Halkın cahil bırakılması neticesinde büyük önder Atatürk’ün kurmuş ve bize kansız olarak bıraktığı demokratik Türkiye Cumhuriyetinin laik yapısı içinde Osmanlı’nın küllerinden yeni bir modern devlet yaratılmıştır. Ve yıllar içinde birçok sanat, siyaset, bilim adamı yetişmiştir.
O dönemde yetişenler bir bakalım. Orhan Kemal, Yaşar Kemal, Nazım Hikmet, Kemal Tahir, Ömer Seyfettin, Cem Karaca, Barış Manço, Aşık Mahsuni, Zülfü Livanelli, Aşık Veysel, Yıldız Kenter, Tuncel Kurtiz, Yılmaz Güney, Zeki Müren, Nesrin Sipahi, Emel Sayın, Türkan Şoray ve ismini unuttuğum bir çok değerli Cumhuriyet değerleri.
Ve bunlar artık bu dünyadan göçüyor.
Yerlerine hiç kimseyi koyamıyoruz.
Gelenler var.
Ama onlar sanatçı değil.
Arkalarına siyasi gücü alıp, para kazanmaya çalışan tipler.

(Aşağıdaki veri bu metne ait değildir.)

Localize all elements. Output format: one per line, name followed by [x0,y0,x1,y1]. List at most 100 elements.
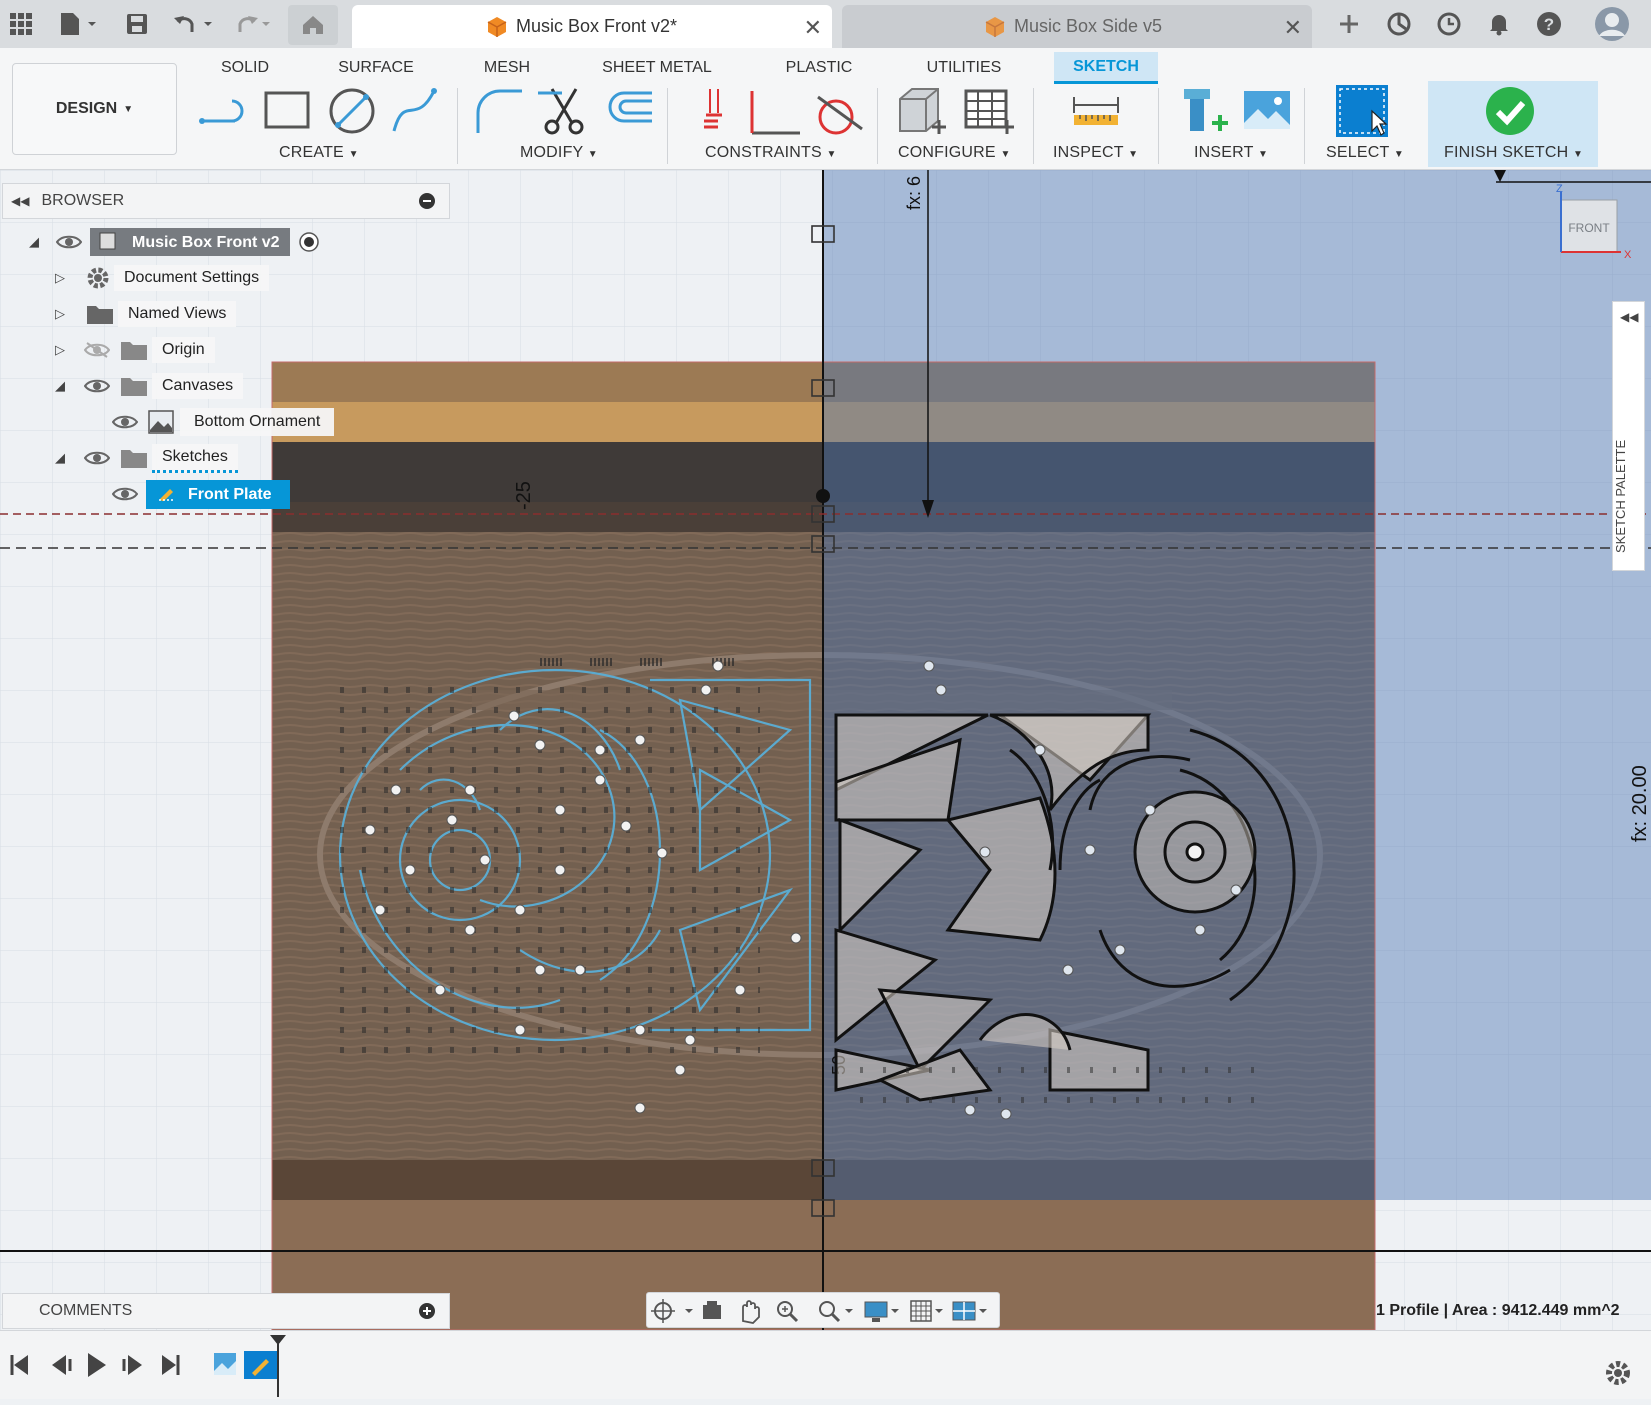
viewports-icon[interactable] [952,1301,987,1321]
dimension-vertical-label[interactable]: -25 [513,481,535,510]
dimension-right-label[interactable]: fx: 20.00 [1629,765,1651,842]
new-tab-icon[interactable] [1334,8,1364,40]
gear-icon [87,267,109,289]
visibility-eye-icon[interactable] [56,233,82,251]
user-avatar[interactable] [1592,7,1632,41]
help-icon[interactable]: ? [1534,8,1564,40]
collapse-browser-icon[interactable]: ◀◀ [11,194,29,208]
fit-zoom-icon[interactable] [819,1301,853,1323]
tab-music-box-side[interactable]: Music Box Side v5 ✕ [842,5,1312,48]
timeline-last-icon[interactable] [162,1355,180,1375]
visibility-hidden-eye-icon[interactable] [84,341,110,359]
browser-root-item[interactable]: Music Box Front v2 [90,228,290,256]
add-comment-icon[interactable] [419,1303,435,1319]
tab-utilities[interactable]: UTILITIES [916,52,1012,84]
home-icon[interactable] [288,5,338,45]
configure-table-icon[interactable] [960,83,1016,139]
browser-item-document-settings[interactable]: ▷ Document Settings [52,264,270,292]
select-window-icon[interactable] [1334,83,1390,139]
tab-solid[interactable]: SOLID [204,52,286,84]
sketch-canvas[interactable]: fx: 6 -25 fx: 20.00 50 [0,170,1651,1330]
tab-sketch[interactable]: SKETCH [1054,52,1158,84]
modify-group-label[interactable]: MODIFY ▼ [520,144,598,162]
design-viewport[interactable]: fx: 6 -25 fx: 20.00 50 [0,170,1651,1330]
browser-item-bottom-ornament[interactable]: Bottom Ornament [112,408,335,436]
selected-sketch-label[interactable]: Front Plate [146,479,290,509]
expand-triangle-icon[interactable]: ▷ [52,342,68,358]
visibility-eye-icon[interactable] [84,449,110,467]
collapse-palette-icon[interactable]: ◀◀ [1620,310,1638,324]
undo-icon[interactable] [170,8,218,40]
grid-settings-icon[interactable] [910,1300,943,1322]
rectangle-tool-icon[interactable] [260,83,316,139]
tab-music-box-front[interactable]: Music Box Front v2* ✕ [352,5,832,48]
close-tab-icon[interactable]: ✕ [1284,15,1302,41]
create-group-label[interactable]: CREATE ▼ [279,144,359,162]
timeline-prev-icon[interactable] [52,1355,72,1375]
notifications-bell-icon[interactable] [1484,8,1514,40]
finish-sketch-button[interactable]: FINISH SKETCH ▼ [1444,144,1583,162]
browser-item-sketches[interactable]: ◢ Sketches [52,443,238,473]
measure-ruler-icon[interactable] [1068,83,1124,139]
line-tool-icon[interactable] [196,83,252,139]
extensions-icon[interactable] [1384,8,1414,40]
dimension-top-label[interactable]: fx: 6 [904,176,924,210]
tab-sheet-metal[interactable]: SHEET METAL [592,52,722,84]
insert-canvas-image-icon[interactable] [1240,83,1296,139]
tab-mesh[interactable]: MESH [470,52,544,84]
browser-root-row[interactable]: ◢ Music Box Front v2 [26,228,320,256]
expand-triangle-icon[interactable]: ▷ [52,270,68,286]
timeline-sketch-feature-icon[interactable] [244,1351,278,1379]
comments-panel-header[interactable]: COMMENTS [2,1293,450,1329]
configure-parameters-icon[interactable] [894,83,950,139]
timeline-settings-gear-icon[interactable] [1606,1361,1630,1385]
tangent-constraint-icon[interactable] [812,83,868,139]
visibility-eye-icon[interactable] [84,377,110,395]
orbit-icon[interactable] [651,1299,693,1323]
constraints-group-label[interactable]: CONSTRAINTS ▼ [705,144,837,162]
timeline-canvas-feature-icon[interactable] [214,1353,236,1375]
perpendicular-constraint-icon[interactable] [748,83,804,139]
spline-tool-icon[interactable] [388,83,444,139]
file-menu-icon[interactable] [56,8,100,40]
display-settings-icon[interactable] [864,1301,899,1322]
expand-triangle-icon[interactable]: ▷ [52,306,68,322]
browser-item-canvases[interactable]: ◢ Canvases [52,372,244,400]
tab-surface[interactable]: SURFACE [326,52,426,84]
browser-item-named-views[interactable]: ▷ Named Views [52,300,237,328]
trim-scissors-icon[interactable] [536,83,592,139]
coincident-constraint-icon[interactable] [684,83,740,139]
browser-panel-header[interactable]: ◀◀ BROWSER [2,183,450,219]
timeline-first-icon[interactable] [10,1355,28,1375]
close-tab-icon[interactable]: ✕ [804,15,822,41]
save-icon[interactable] [122,8,152,40]
finish-sketch-check-icon[interactable] [1484,85,1536,137]
pan-hand-icon[interactable] [742,1300,760,1324]
insert-mcmaster-icon[interactable] [1176,83,1232,139]
timeline-next-icon[interactable] [122,1355,142,1375]
workspace-switcher-button[interactable]: DESIGN ▼ [12,63,177,155]
collapse-triangle-icon[interactable]: ◢ [26,234,42,250]
redo-icon[interactable] [228,8,276,40]
configure-group-label[interactable]: CONFIGURE ▼ [898,144,1011,162]
collapse-triangle-icon[interactable]: ◢ [52,378,68,394]
insert-group-label[interactable]: INSERT ▼ [1194,144,1268,162]
browser-pin-icon[interactable] [419,193,435,209]
browser-item-front-plate[interactable]: Front Plate [112,479,290,509]
job-status-icon[interactable] [1434,8,1464,40]
fillet-tool-icon[interactable] [472,83,528,139]
timeline-play-icon[interactable] [88,1353,106,1377]
activate-radio-icon[interactable] [298,231,320,253]
inspect-group-label[interactable]: INSPECT ▼ [1053,144,1138,162]
visibility-eye-icon[interactable] [112,485,138,503]
browser-item-origin[interactable]: ▷ Origin [52,336,215,364]
offset-tool-icon[interactable] [600,83,656,139]
circle-tool-icon[interactable] [324,83,380,139]
zoom-icon[interactable] [777,1301,799,1323]
tab-plastic[interactable]: PLASTIC [776,52,862,84]
collapse-triangle-icon[interactable]: ◢ [52,450,68,466]
look-at-icon[interactable] [703,1301,721,1319]
app-grid-icon[interactable] [6,8,36,40]
visibility-eye-icon[interactable] [112,413,138,431]
select-group-label[interactable]: SELECT ▼ [1326,144,1404,162]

Niçin yeni değerler yetişmiyor?
“Yok ya, eski değerler bir daha gelmiyor” diyoruz. Ama sebebini araştırmıyoruz. Bunun tek nedeni laiktir. 1980 den itibaren uygulanan anti laik sistem ülkemizdeki özgürlük ortamını yok etmiştir.
Sanat bitirilmiştir.
Bir ülkede sanat yoksa, hiç bir alanda ilerleme olamaz.
Dini okulların yaygınlaşması, tekke ve şeyhliklerin serbest bırakılması, hatta devletin içine girmesi dünyadaki imajımızı tamamen silmiştir.
Artık tipik bir Ortadoğu devletine benzedik.
Ortadoğu ülkelerinde sadece futbol ve dini siyaset konuşulur. Onlardan farkımız kalmadı.
Atatürk sanat ile ilgili sözlerinden biri neydi?
— “Bir millet sanattan ve sanatkârdan mahrumsa tam bir hayata malik olamaz. Böyle devlet topal, bir kolu çolak, sakat ve alil bir kimse gibidir. Sanatsız kalan bir milletin hayat damarlarından biri kopmuş olur.”
Büyük Atamızın sözleri birer, birer gerçekleşiyor.
Sanat bitiriliyor.
Cumhuriyet dönemi yetişen sanatçılarımız birer, birer gidiyor.
Ama elimiz kolumuz bağlı gidenleri arkalarından büyük cenaze törenleri yapıp izliyoruz.
Yerine yenilerini koyamıyoruz.
Çünkü sanatçının yetiştiği tarlalar kurutuldu.